Not every episode of civic fan fiction entails overidentification—many political fandoms rest on myths of godlike strength and transcendent power; see for instance Trump or Jeremy Corbyn. Sometimes, though, the myth that they’re “just like you” is one that’s used by powerful people, rather than imposed on them.
The mythology of Notorious RBG, well intentioned as it is, is quite similar to venture capitalist Marc Andreessen’s perverse vision of himself. In the fantasy of Ginsburg held by some middle-class white feminists, one of the most absolutely powerful women in the world was really just an ordinary professional lawyer, muddling through the day. Meanwhile, billionaire oligarch Andreessen is actually a member of the “professional managerial class,” or PMC.
In Andreessen’s reckoning: “I am indeed a member in good standing of the Professional-Managerial Class, James Burnham’s managerial elite, Paul Fussell’s ‘Category X,’ David Brooks’ bourgeois bohemian ‘Bobos in Paradise’ … the laptop class.”

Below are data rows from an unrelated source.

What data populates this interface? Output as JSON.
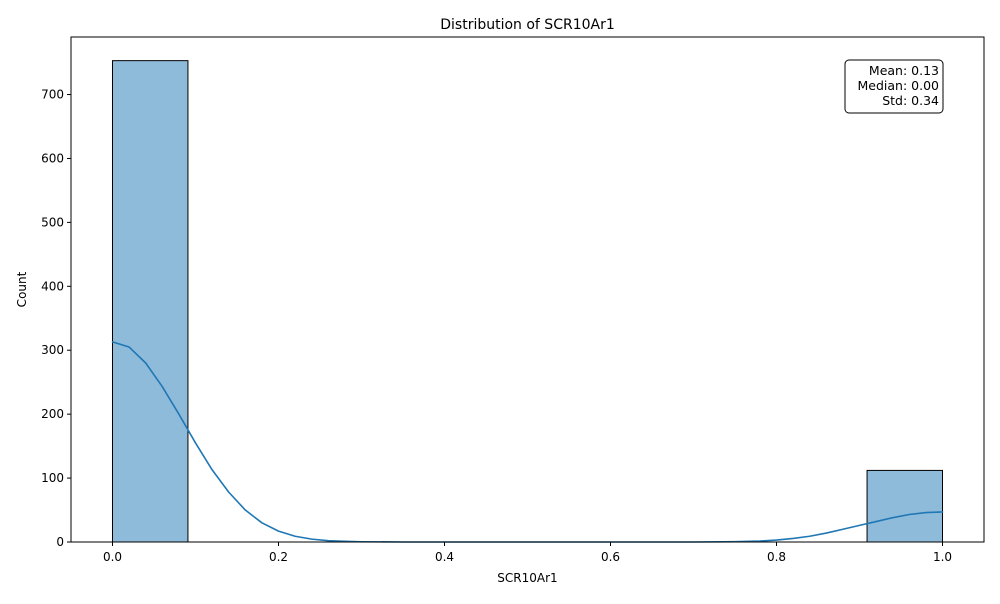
{
  "chart_data": {
    "type": "histogram",
    "title": "Distribution of SCR10Ar1",
    "xlabel": "SCR10Ar1",
    "ylabel": "Count",
    "xlim": [
      -0.05,
      1.05
    ],
    "ylim": [
      0,
      790
    ],
    "x_ticks": [
      0.0,
      0.2,
      0.4,
      0.6,
      0.8,
      1.0
    ],
    "x_tick_labels": [
      "0.0",
      "0.2",
      "0.4",
      "0.6",
      "0.8",
      "1.0"
    ],
    "y_ticks": [
      0,
      100,
      200,
      300,
      400,
      500,
      600,
      700
    ],
    "y_tick_labels": [
      "0",
      "100",
      "200",
      "300",
      "400",
      "500",
      "600",
      "700"
    ],
    "bins": [
      {
        "x0": 0.0,
        "x1": 0.0909,
        "count": 753
      },
      {
        "x0": 0.0909,
        "x1": 0.1818,
        "count": 0
      },
      {
        "x0": 0.1818,
        "x1": 0.2727,
        "count": 0
      },
      {
        "x0": 0.2727,
        "x1": 0.3636,
        "count": 0
      },
      {
        "x0": 0.3636,
        "x1": 0.4545,
        "count": 0
      },
      {
        "x0": 0.4545,
        "x1": 0.5455,
        "count": 0
      },
      {
        "x0": 0.5455,
        "x1": 0.6364,
        "count": 0
      },
      {
        "x0": 0.6364,
        "x1": 0.7273,
        "count": 0
      },
      {
        "x0": 0.7273,
        "x1": 0.8182,
        "count": 0
      },
      {
        "x0": 0.8182,
        "x1": 0.9091,
        "count": 0
      },
      {
        "x0": 0.9091,
        "x1": 1.0,
        "count": 112
      }
    ],
    "kde": {
      "x": [
        0.0,
        0.02,
        0.04,
        0.06,
        0.08,
        0.1,
        0.12,
        0.14,
        0.16,
        0.18,
        0.2,
        0.22,
        0.24,
        0.26,
        0.28,
        0.3,
        0.35,
        0.4,
        0.5,
        0.6,
        0.7,
        0.75,
        0.78,
        0.8,
        0.82,
        0.84,
        0.86,
        0.88,
        0.9,
        0.92,
        0.94,
        0.96,
        0.98,
        1.0
      ],
      "y": [
        313,
        305,
        280,
        243,
        200,
        155,
        113,
        78,
        50,
        30,
        17,
        9,
        4.5,
        2,
        1,
        0.4,
        0,
        0,
        0,
        0,
        0,
        0.5,
        1.5,
        3,
        5.5,
        9,
        14,
        20,
        26,
        32,
        38,
        43,
        46,
        47
      ]
    },
    "colors": {
      "bar_fill": "#8fbbdb",
      "bar_edge": "#000000",
      "kde_line": "#1f77b4"
    },
    "stats_box": {
      "lines": [
        "Mean: 0.13",
        "Median: 0.00",
        "Std: 0.34"
      ],
      "placement": "top-right"
    }
  }
}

This rather strange mythology is a simple and all too effective way of obscuring power. Let’s leave aside the insufferable smug bohemian self-regard of Fussell’s “Category X,” which, if they ever looked it up, might provoke vomiting revulsion from his 4chan-addled fans. The point is to elicit a perverse empathy from Andreessen’s audience, to get them to relate to him and see themselves in him so long as they sport a lanyard and work in a cubicle. They have the same job and, crucially, the same orientation to power. Pay no attention to the fact that he has shoveled 400 million dollars into the furnace of Musk’s Twitter bid, the kind of game none of us will ever have the ante to play.
Here Andreessen, who lacks a personality cult of his own, is trying to borrow from Musk’s glamour to obscure his own wealth and power. By arguing that Musk is not really a member of “the elite,” he grants cover to himself, and for this game he’s playing with hundreds of billions of dollars. This is the almost contradictory move: appearing unthreatening by being relatable to the masses, while also seeming heroic for doing things they could never do. Investment in the former helps obscure the obscene power required to do the latter. This is achievable by getting the online fans to use their civic fan fiction to over-empathize with figures like Musk, to make his struggles their own, to imagine that it could just as easily be them buying a major tech company on a whim. This is the bleak Bifrost between the “everyman” image and the godly myth.